Six medium-length themers. The grid doesn’t really suffer from this much material though.
Tone of the clues seemed a bit strange, and this was due in no small part to the overly elaborate 1-across opening the proceedings: [Is blessed with, as talent] HAS. A few other notable examples, at least in my reading: 38a [Worse-than-one’s-bite quality] BARK, 34d [Pageant title with 51 contestants (the 50 states plus D.C.)] MISS USA, 4d [Title venue for Hemingway’s old man] THE SEA, 51d [Four-note- lights-out tune] TAPS, 34a [Scans for injured athletes, briefly] MRIS, 21a [Hiding spot for a cheater’s ace] SLEEVE. On their own they don’t seem peculiar, perhaps merely tweaked to be more gettable as befits a Monday crossword. So I re-conclude: my impression must be from the priming of the lofty clue for mundane fill of 1-across.
By the way, it was only in scanning the clues for examples just now that I encountered the revealer, 55d [Collector’s albums … and a hint to six puzzle answers] LPS.
- 31d [Study all night] CRAM, 22a [Put off bedtime] STAY UP.
- Significant literature content. In addition to Hemingway in 4d there’s 4a [Creator of Finn and Sawyer] TWAIN, 48d [“Mutiny on the Bounty” captain] BLIGH (the quotation marks indicate to me that it’s the novel (based on actual events) that is referenced), 29d [Salinger’s “With Love and Squalor” girl] ESME.
- 19a [Intent] PURPOSE. I had PURSUIT initially.
I’m, uh, done here.
Donna S. Levin’s CrosSynergy/Washington Post Crossword, “Hit the Sauce” —Ade’s write-up
Hello there, everyone! I hope you all had a good weekend and an even better start to your week this week. Today’s crossword puzzle, brought to us by Ms. Donna S. Levin, is all about the sauce. In the grid, four theme entries start with words that, in a different context, can all immediately precede the word “sauce” to form a particular type of sauce.
- TARTAR CONTROL (20A: [Toothpaste type]) – Tartar sauce.
- DUCK AND COVER (27A: [Debunked procedure to avoid harm from nuclear fallout]) – Duck sauce. I used to love duck sauce, but now I barely use it when I eat Chinese food.
- HARD ROCK CAFE (46A: [Restaurant chain owned by the Seminole Tribe of Florida]) – Hard sauce.
- COCKTAIL PARTY (55A: [Early evening soiree that might be wasted on a teetotaler]) – Cocktail sauce.

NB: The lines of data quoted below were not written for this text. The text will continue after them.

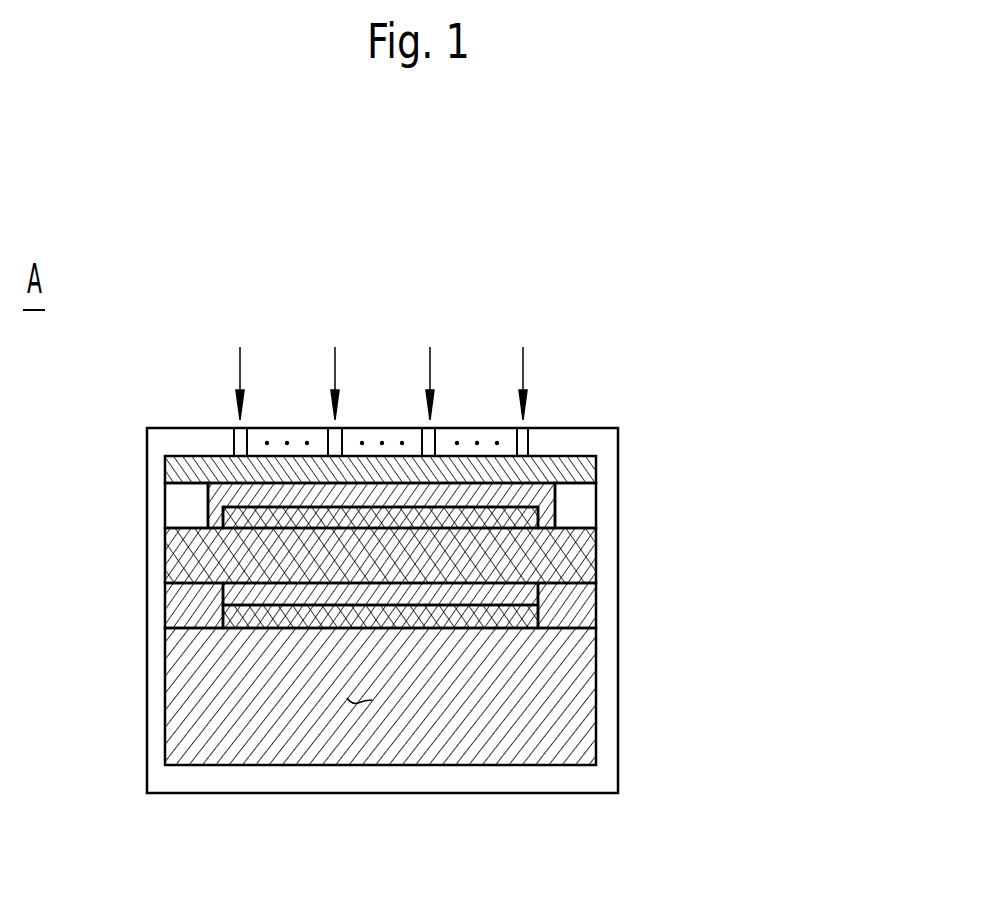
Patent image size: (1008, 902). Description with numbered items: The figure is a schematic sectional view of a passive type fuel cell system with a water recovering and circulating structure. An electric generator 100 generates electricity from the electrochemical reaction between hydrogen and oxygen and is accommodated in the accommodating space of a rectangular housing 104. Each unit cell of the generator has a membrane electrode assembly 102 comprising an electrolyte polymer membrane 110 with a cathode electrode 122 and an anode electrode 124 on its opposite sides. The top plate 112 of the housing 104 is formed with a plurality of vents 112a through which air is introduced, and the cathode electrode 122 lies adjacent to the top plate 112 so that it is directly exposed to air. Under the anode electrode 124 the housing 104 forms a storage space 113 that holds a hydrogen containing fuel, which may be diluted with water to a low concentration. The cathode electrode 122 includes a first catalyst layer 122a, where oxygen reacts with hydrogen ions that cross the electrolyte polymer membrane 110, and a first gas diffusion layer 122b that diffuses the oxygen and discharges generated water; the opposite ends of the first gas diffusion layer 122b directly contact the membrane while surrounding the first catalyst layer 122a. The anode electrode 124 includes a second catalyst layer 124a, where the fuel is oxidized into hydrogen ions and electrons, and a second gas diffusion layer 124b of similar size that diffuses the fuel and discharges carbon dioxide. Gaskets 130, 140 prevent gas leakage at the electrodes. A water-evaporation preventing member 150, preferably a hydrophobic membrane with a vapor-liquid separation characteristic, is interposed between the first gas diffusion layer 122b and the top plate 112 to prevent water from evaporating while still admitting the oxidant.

The electric generator 100 is at (848, 458).
The membrane electrode assembly 102 is at (790, 553).
The housing 104 is at (167, 708).
The electrolyte polymer membrane 110 is at (167, 548).
The top plate 112 is at (544, 438).
The vents 112a is at (237, 437).
The storage space 113 is at (352, 702).
The cathode electrode 122 is at (725, 510).
The first catalyst layer 122a is at (538, 518).
The first gas diffusion layer 122b is at (556, 490).
The anode electrode 124 is at (725, 612).
The second catalyst layer 124a is at (538, 592).
The second gas diffusion layer 124b is at (538, 618).
The gasket 130 is at (167, 493).
The gasket 140 is at (167, 608).
The water-evaporation preventing member 150 is at (592, 460).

I can’t say that I was familiar with the term GEST (18A: [Heroic exploit]) before, and that made me do a double take even after I was 100 percent certain that it’s crossing, REGARD, was correct as well (6D: [Consideration]). The clue to SIS probably contained more words than it should, and it threw me off for a few seconds (33A: [Bro’s sib of the opposite sex]). Really was digging some of the longer fill in this puzzle, especially SOLAR YEAR (33D: [365 days + 5 hours + 48 minutes + 46 seconds]). Oh, and thanks to this puzzle, the line referenced in the clue to SCARFACE will be in my mind for the rest of the night (5D: [1983 movie in which Al Pacino utters the line, “Say hello to my little friend!”]). OK, I have to head out now; I’m covering a sporting event for a 15th day in a row and doing so in Washington DC. One of these days, I’ll get a good night’s sleep. It won’t be after tonight, though!

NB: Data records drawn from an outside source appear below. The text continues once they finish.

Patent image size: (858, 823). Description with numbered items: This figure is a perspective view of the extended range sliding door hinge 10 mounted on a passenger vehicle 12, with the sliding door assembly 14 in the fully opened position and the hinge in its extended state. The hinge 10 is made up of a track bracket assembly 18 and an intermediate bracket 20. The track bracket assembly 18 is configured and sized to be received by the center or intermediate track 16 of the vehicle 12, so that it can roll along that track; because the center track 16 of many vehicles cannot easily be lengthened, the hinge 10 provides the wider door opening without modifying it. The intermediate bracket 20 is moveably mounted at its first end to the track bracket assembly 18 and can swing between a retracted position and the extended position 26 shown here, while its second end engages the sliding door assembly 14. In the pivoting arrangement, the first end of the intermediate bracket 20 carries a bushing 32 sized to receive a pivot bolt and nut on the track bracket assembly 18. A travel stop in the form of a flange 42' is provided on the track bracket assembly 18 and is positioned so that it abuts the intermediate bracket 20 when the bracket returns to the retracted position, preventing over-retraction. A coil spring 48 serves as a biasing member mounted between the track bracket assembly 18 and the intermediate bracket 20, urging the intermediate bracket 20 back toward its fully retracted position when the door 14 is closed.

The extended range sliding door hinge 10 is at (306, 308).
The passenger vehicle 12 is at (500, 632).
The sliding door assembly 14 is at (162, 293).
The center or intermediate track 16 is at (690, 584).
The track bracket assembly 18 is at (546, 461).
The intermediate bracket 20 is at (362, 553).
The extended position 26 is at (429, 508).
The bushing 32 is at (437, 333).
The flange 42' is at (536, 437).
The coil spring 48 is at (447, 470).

“Sports will make you smarter” moment of the day: RED (38D: [Purple minus blue]) – There have been some famous sports figures who have gone by the nickname RED. The first one that comes to mind is Red Barber (real first name: Walter), the legendary baseball radio voice who worked for the Brooklyn Dodgers and the New York Yankees. Then there’s the late Red Kerr (real first name: Johnny), who was a three-time NBA All-Star while playing for the Syracuse Nationals/Philadelphia 76ers franchise and later became the longtime color commentator for Chicago Bulls games on WGN. Finally, there’s Red Cashion (real first name: Mason), probably the most well-known referee in NFL history because of the distinctive way he used to announce “first down” to the footballing audience. Or, should I say, “FIRST DOOWWWWNNN!”
See you all tomorrow and thank you for your time and patience!